Dascha sah sie fragend an.

„Was soll ich hier jetzt noch? Ist es nicht einerlei, wo ich weiterlebe? Ich werde mich gleichfalls in Uri aufnehmen lassen und in der Schlucht leben ... Sei unbesorgt, werde euch nicht stören.“

Sie begannen schnell einzupacken, um noch mit dem Mittagzuge abfahren zu können. Es war aber noch keine halbe Stunde vergangen, als Alexei Jegorytsch aus Skworeschniki eintraf und meldete, daß Nicolai Wszewolodowitsch plötzlich am Morgen angekommen war, mit dem Frühzuge, und sich in Skworeschniki befinde, aber „in einem Zustande, daß der Herr auf die Fragen nicht zu antworten geruhten, durch alle Zimmer gingen, und sich dann in seiner Hälfte eingeschlossen haben ...“

„Ich bin ohne Befehl des Herrn hergefahren, um zu melden,“ fügte Alexei Jegorytsch verhalten, mit sehr aufmerksamem Blick hinzu.
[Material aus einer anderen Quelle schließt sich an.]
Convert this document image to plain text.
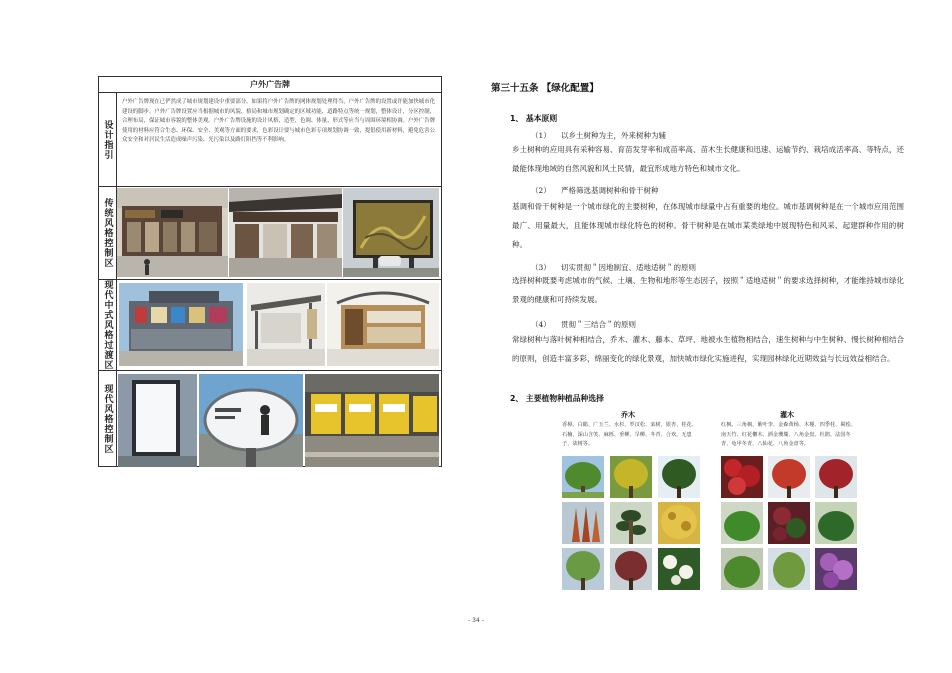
户外广告牌
设计指引
户外广告牌现在已俨然成了城市规划建设中重要部分，如果将户外广告牌的网体规划处理得当，户外广告牌的设置或许能加快城市化建设的脚步。户外广告牌设置应当根据城市的风貌、格局和城市规划确定的区域功能、道路特点等统一规划，整体设计，分区控制，合理布局，保证城市容貌的整体美观。户外广告牌设施的设计风格、造型、色调、体量、形式等应当与周围环境相协调。户外广告牌使用的材料应符合生态、环保、安全、美观等方面的要求，色彩设计要与城市色彩专项规划协调一致，提倡使用新材料，避免危害公众安全和对居民生活造成噪声污染、光污染以及路灯阻挡等不利影响。
传统风格控制区
现代中式风格过渡区
现代风格控制区
第三十五条 【绿化配置】
1、 基本原则
（1） 以乡土树种为主，外来树种为辅
乡土树种的应用具有采种容易、育苗发芽率和成苗率高、苗木生长健康和迅速、运输节约、栽培成活率高、等特点，还最能体现地域的自然风貌和风土民情，最宜形成地方特色和城市文化。
（2） 严格筛选基调树种和骨干树种
基调和骨干树种是一个城市绿化的主要树种，在体现城市绿量中占有重要的地位。城市基调树种是在一个城市应用范围最广、用量最大，且能体现城市绿化特色的树种。骨干树种是在城市某类绿地中展现特色和风采、起建群种作用的树种。
（3） 切实贯彻＂因地制宜、适地适树＂的原则
选择树种既要考虑城市的气候、土壤、生物和地形等生态因子，按照＂适地适树＂的要求选择树种，才能维持城市绿化景观的健康和可持续发展。
（4） 贯彻＂三结合＂的原则
常绿树种与落叶树种相结合，乔木、灌木、藤本、草坪、地被水生植物相结合，速生树种与中生树种、慢长树种相结合的原则，创造丰富多彩，绵丽变化的绿化景观，加快城市绿化实施进程，实现园林绿化近期效益与长远效益相结合。
2、 主要植物种植品种选择
乔木
香樟、白蜡、广玉兰、水杉、罗汉松、栾树、银杏、桂花、石楠、深山含笑、麻栎、垂柳、旱柳、冬青、合欢、无患子、柒树等。
灌木
红枫、三角枫、紫叶李、金森黄杨、木槿、四季桂、蜀桧、南天竹、红花檵木、洒金珊瑚、八角金盘、杜鹃、法国冬青、龟甲冬青、八仙花、八角金盘等。
- 34 -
Warwara Petrowna sah ihn durchdringend an und fragte nicht weiter. Im Augenblick war der Wagen bereit. Sie fuhr mit Dascha nach Skworeschniki. Während der Fahrt soll sie sich mehrmals bekreuzt haben.

In „seiner Hälfte“ waren alle Türen unverschlossen, doch Nicolai Wszewolodowitsch war nirgendwo zu finden.